Four Birds and Who They Are

Top Photo: December 2022, what bird is this?

Note thrush bill, reddish tail (December).

The photo above depicts a hermit thrush. The clues are there. You should be able to tell from the shape of the bill that the bird is a thrush, at the very least, not a sparrow. Though you’re viewing the bird from behind and below, and mostly see the belly and undertail coverts, you can also see, at minimum, half of the tail. Along the outer edges of the tail you can see the tail feathers are reddish or rust-colored. Not enough?

As mentioned in the photo’s caption, it’s winter. In the east, other than a bluebird or robin, the only other thrush likely to be seen is a hermit thrush. To be sure, wait, the bird with either fly off, in which case you may never know what it was, or it may turn around and present more of itself to you. If it does the latter, grab all the clues you can and ID the bird.

A better view of hermit thrush.

Note the rusty tail, and, though there are streaks on the throat and upper breast area, there are no streaks on the back, sides or belly of the bird.

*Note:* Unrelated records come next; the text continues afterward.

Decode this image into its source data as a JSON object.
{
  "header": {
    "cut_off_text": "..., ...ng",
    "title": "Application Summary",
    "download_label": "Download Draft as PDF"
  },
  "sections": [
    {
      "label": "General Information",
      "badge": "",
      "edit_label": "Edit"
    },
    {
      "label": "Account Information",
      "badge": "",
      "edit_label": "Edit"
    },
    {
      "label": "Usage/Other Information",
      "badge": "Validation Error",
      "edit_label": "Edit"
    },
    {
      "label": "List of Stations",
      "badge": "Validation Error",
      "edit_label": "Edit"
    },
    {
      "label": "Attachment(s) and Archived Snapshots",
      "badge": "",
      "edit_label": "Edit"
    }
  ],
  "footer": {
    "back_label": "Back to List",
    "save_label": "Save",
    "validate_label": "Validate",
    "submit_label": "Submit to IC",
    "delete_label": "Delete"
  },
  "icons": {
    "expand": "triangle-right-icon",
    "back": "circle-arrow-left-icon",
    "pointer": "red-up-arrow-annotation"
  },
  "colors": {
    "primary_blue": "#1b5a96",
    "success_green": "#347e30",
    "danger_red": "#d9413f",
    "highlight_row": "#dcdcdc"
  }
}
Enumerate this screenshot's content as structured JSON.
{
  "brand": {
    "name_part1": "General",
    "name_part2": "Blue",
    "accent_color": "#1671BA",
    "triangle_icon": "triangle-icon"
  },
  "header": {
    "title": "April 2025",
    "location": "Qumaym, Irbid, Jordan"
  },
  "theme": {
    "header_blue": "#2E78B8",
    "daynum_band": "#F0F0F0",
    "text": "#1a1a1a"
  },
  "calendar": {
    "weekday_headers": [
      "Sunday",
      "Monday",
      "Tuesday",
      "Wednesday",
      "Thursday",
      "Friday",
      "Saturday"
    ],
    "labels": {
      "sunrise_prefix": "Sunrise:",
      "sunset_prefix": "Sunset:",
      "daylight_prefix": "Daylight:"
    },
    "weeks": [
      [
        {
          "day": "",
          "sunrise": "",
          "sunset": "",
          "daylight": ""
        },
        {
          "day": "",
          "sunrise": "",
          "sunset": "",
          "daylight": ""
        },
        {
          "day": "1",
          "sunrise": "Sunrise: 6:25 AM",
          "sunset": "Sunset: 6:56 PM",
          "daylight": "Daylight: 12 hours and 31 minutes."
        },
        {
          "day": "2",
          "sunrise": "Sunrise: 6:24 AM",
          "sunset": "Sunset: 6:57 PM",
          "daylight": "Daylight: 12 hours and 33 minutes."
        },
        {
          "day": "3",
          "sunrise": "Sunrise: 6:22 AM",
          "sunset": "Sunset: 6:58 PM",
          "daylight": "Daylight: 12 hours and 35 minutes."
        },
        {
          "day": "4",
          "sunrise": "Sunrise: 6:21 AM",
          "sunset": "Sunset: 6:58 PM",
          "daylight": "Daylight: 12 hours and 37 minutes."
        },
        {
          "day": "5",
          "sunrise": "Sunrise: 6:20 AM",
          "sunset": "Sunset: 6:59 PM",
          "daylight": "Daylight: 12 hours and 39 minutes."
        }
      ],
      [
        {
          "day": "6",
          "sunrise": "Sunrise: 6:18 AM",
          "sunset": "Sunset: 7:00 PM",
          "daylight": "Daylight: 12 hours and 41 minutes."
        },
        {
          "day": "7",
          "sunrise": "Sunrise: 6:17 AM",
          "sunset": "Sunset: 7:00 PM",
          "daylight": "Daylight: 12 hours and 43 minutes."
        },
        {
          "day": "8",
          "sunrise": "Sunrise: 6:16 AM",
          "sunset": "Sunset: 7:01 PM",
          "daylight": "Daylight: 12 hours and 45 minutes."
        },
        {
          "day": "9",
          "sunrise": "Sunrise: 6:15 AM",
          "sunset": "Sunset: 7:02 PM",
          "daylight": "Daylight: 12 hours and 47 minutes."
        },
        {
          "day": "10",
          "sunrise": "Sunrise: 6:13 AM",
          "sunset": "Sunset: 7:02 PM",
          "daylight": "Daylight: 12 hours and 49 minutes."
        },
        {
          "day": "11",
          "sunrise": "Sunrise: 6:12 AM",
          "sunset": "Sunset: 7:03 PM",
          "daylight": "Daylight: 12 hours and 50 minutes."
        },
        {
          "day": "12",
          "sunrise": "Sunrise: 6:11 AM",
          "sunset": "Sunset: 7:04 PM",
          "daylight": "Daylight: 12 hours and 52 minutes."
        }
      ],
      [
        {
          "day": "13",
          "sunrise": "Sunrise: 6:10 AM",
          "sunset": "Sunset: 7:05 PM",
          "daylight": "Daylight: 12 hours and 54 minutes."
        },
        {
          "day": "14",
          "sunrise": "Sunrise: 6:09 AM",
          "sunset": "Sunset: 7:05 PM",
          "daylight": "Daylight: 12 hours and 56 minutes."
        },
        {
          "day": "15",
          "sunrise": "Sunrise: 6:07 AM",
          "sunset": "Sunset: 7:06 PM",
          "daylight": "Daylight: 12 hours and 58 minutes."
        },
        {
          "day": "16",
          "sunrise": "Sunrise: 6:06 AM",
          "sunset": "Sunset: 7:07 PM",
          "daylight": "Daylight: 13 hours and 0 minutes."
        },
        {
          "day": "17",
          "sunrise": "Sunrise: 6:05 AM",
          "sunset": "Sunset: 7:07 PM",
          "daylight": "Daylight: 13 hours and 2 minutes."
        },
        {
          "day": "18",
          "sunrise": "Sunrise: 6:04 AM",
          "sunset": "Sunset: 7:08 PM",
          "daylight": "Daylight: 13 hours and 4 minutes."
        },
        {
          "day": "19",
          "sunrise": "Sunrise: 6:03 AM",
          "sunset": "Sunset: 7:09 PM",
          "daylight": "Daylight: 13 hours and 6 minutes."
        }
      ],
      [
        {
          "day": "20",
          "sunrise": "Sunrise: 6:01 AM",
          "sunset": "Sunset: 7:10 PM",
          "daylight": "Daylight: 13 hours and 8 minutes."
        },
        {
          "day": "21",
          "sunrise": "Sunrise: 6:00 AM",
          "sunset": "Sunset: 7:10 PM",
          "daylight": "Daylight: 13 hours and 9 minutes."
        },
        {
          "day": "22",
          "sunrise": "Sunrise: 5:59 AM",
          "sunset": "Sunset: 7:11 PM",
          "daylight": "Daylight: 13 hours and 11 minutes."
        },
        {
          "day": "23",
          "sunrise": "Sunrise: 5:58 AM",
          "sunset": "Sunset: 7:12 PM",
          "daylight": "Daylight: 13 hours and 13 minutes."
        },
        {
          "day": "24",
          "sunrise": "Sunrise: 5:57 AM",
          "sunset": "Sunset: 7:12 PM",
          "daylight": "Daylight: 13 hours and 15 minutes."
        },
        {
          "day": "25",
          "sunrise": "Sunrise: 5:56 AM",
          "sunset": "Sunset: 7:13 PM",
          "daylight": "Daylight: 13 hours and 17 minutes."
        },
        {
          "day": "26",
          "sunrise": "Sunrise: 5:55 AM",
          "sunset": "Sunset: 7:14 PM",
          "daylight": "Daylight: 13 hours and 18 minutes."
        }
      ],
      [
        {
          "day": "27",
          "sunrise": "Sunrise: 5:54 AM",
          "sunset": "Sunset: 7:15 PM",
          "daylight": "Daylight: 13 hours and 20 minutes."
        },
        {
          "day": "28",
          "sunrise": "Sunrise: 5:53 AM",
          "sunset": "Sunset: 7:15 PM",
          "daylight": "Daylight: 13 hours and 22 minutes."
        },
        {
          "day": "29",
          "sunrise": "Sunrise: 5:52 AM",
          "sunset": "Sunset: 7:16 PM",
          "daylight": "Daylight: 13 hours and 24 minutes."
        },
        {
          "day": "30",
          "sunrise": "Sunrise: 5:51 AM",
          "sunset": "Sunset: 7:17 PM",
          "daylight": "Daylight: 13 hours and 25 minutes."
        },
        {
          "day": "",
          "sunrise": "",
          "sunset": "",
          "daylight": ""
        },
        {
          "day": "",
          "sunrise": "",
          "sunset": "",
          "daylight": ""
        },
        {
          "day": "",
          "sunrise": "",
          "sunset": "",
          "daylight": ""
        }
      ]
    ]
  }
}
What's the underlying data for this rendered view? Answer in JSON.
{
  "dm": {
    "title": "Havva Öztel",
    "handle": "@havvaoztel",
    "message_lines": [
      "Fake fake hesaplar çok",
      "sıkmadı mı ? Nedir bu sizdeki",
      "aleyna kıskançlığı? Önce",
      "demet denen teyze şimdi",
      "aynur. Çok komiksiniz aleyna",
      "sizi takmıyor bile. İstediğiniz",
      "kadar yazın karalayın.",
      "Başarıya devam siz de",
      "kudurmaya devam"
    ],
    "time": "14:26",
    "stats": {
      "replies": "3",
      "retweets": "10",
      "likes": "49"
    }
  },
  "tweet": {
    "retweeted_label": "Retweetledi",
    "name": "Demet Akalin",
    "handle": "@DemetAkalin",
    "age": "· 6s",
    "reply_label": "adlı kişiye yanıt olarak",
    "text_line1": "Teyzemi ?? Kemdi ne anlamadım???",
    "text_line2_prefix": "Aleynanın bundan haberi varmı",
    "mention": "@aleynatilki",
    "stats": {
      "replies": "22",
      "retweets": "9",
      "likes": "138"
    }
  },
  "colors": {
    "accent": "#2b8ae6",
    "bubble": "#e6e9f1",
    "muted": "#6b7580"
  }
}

The bird below had me fooled for a brief second or two. The big black spot on its chest is not typical. Adult males have extensive black on their breasts in breeding plumage, but this, again, is December.

“Spot-breasted” warbler.

Everything else about the bird says yellow-rumped warbler, the streaking on the breast and flanks, the yellow spots on the sides, and in the photo below you can get a small, very small (admittedly, tiny) glimpse of the yellow rump on the bird.

Streaked back and sides, yellow spot on side of breast, and yellow-rump (arrow).

The next bird is a small, brown species that likes to forage down in the leaf liter among the roots of trees along streams and rivers, or in thick underbrush. Though not rare, finding one can sometimes be needle-in-a-haystack difficult.

Tiny, secretive bird of winter here on piedmont.

And then, they sometimes seem to pop up out of nowhere.

The short tail and dark streaking on the belly help to ID this bird from the rear.

From the front, the stubby little tail and dark markings on belly in addition to the inconspicuous line over the eye (not bright white, broad or bold), and of course, small overall size make this a winter wren.

Winter wren.

Finally, as you know from the hermit thrush above, even a bad view of a bird can offer clues and reveal its identity. The streaked back and sides and overall red-brown coloration, especially on the tail of the bird below, means fox sparrow. Though hermit thrushes have red-brown tails, they lack the streaked back and heavily streaked sides visible on this badly photographed and slightly out of focus bird (below).

A streak-backed, rust-tailed sparrow.

From the front you can see the heavy streaks continuing across the bird’s undersides. The conical sparrow bill, gray on face and sides of neck and rusty tail all combine to nail it for eastern race of fox sparrow.

Heavy streaks across front.
Reddish tail and wings, heavy streaks, gray on side of neck and face.

There’ve been fox sparrows singing each morning in the woods between the Sailboat Pond, Into the Mist, and Lemur House, mostly in the morning. While I’ve only managed to see two of them, Ranger Dakota has comfirmed at least three of the large sparrows.

If you don’t at first hear the clear whistled notes, look for a group of white-throated sparrows. The two species seem to be sharing company (the white-throated’s song is a blurry, slurry whistled tune).

Both sparrows tend to stick close to the ground and feed by kicking away the leaf liter in a somewhat awkward looking two-footed style on the forest floor to reveal insects and other invertebrates, fruits, or seeds.